Catholic Church in Poland Unveils 18th Century Blood Libel Painting

On Thursday for the Catholic Church‘s Int’l Day of Judaism, a controversial picture was uncovered to expose realities of the church’s anti-Semitic past.

By Ari Yashar

 

The Catholic Church of Poland unveiled a painting on Thursday that had been kept hidden since 2006, after protests from both Catholics and Jews opposed the depiction of Jews murdering Christian children in the classic anti-Semitic blood libel trope.

The painting, an 18th century CE work by Italian painter Charles de Prevot called “Mord Rytualny (Ritual Murder),” has been mounted on a wall at the cathedral in Sandomierz but hidden behind a red curtain for the past 8 years due to its contents.

For the Catholic Church’s international Day of Judaism, it was decided the painting should be shown to clarify the dark history of anti-Semitism.

A plaque next to the painting, prepared by the  Polish Episcopal Conference’s Committee for Dialogue with Judaism, explains how Jews did not commit “ritual murder” because it is forbidden by Judaism, reports the Polish daily Gazeta.

Poland’s Chief Rabbi Michael Schudrich supported the unveiling.

“It had a damaging place in history, it had a murderous place in history,” Rabbi Schudrich told AFP. “You know, Jews were murdered after such accusations were made, but to cover it up I think is in some ways to forget or deny a painful past,”

The rabbi added “to uncover it, to show it publicly, is to show it for what it is: a lie, a falsification and something that no one believes in anymore.”

Unfortunately the blood libel is still alive and well in the Muslim world according to reports in 2013, where fabricated stories of Jews ritually killing non-Jewish children to use their blood in baking matzah for Passover still abound.

The painting is part of a series by the same artist depicting the “martyrdom” of Christians, in a set of pictures portraying graphically brutal images of torture and murder by pagans.

Poland, which had the largest European Jewish community before roughly 90% of the country’s over 3 million Jews were murdered in the Holocaust, has been arguing about its history lately.
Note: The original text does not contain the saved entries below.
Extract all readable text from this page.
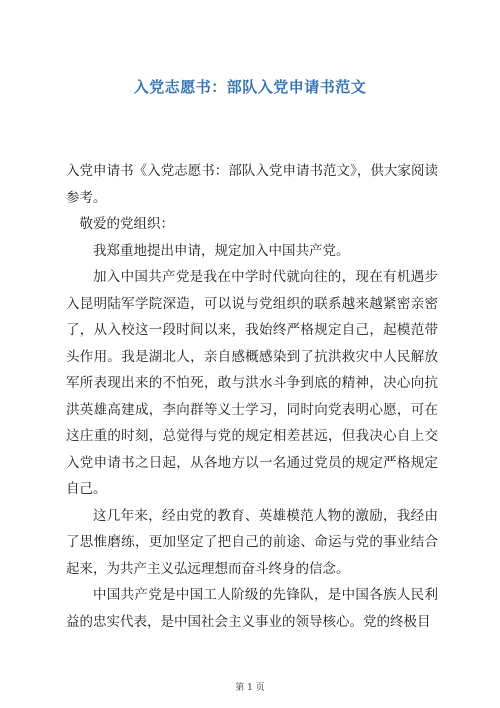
入党志愿书：部队入党申请书范文

入党申请书《入党志愿书：部队入党申请书范文》，供大家阅读参考。

敬爱的党组织：

我郑重地提出申请，规定加入中国共产党。

加入中国共产党是我在中学时代就向往的，现在有机遇步入昆明陆军学院深造，可以说与党组织的联系越来越紧密亲密了，从入校这一段时间以来，我始终严格规定自己，起模范带头作用。我是湖北人，亲自感概感染到了抗洪救灾中人民解放军所表现出来的不怕死，敢与洪水斗争到底的精神，决心向抗洪英雄高建成，李向群等义士学习，同时向党表明心愿，可在这庄重的时刻，总觉得与党的规定相差甚远，但我决心自上交入党申请书之日起，从各地方以一名通过党员的规定严格规定自己。

这几年来，经由党的教育、英雄模范人物的激励，我经由了思惟磨练，更加坚定了把自己的前途、命运与党的事业结合起来，为共产主义弘远理想而奋斗终身的信念。

中国共产党是中国工人阶级的先锋队，是中国各族人民利益的忠实代表，是中国社会主义事业的领导核心。党的终极目

第 1 页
Last Friday, the country’s opposition proposed a bill banning the use of the term “Polish Death Camp” on pain of fines and jail time, claiming the term implies Polish responsibility for the camps.

Meanwhile a Polish municipal prosecutor ruled on Wednesday that Polish League soccer fans chanting “move on Jews,” “your home is at Auschwitz,” and “send you to the gas (chamber),” was not a racist criminal offense.

Rabbi Schudrich concluded “compared to…20 years ago, we’ve made tremendous strides, closening and deepening understanding and relations, and we still have a long way to go.”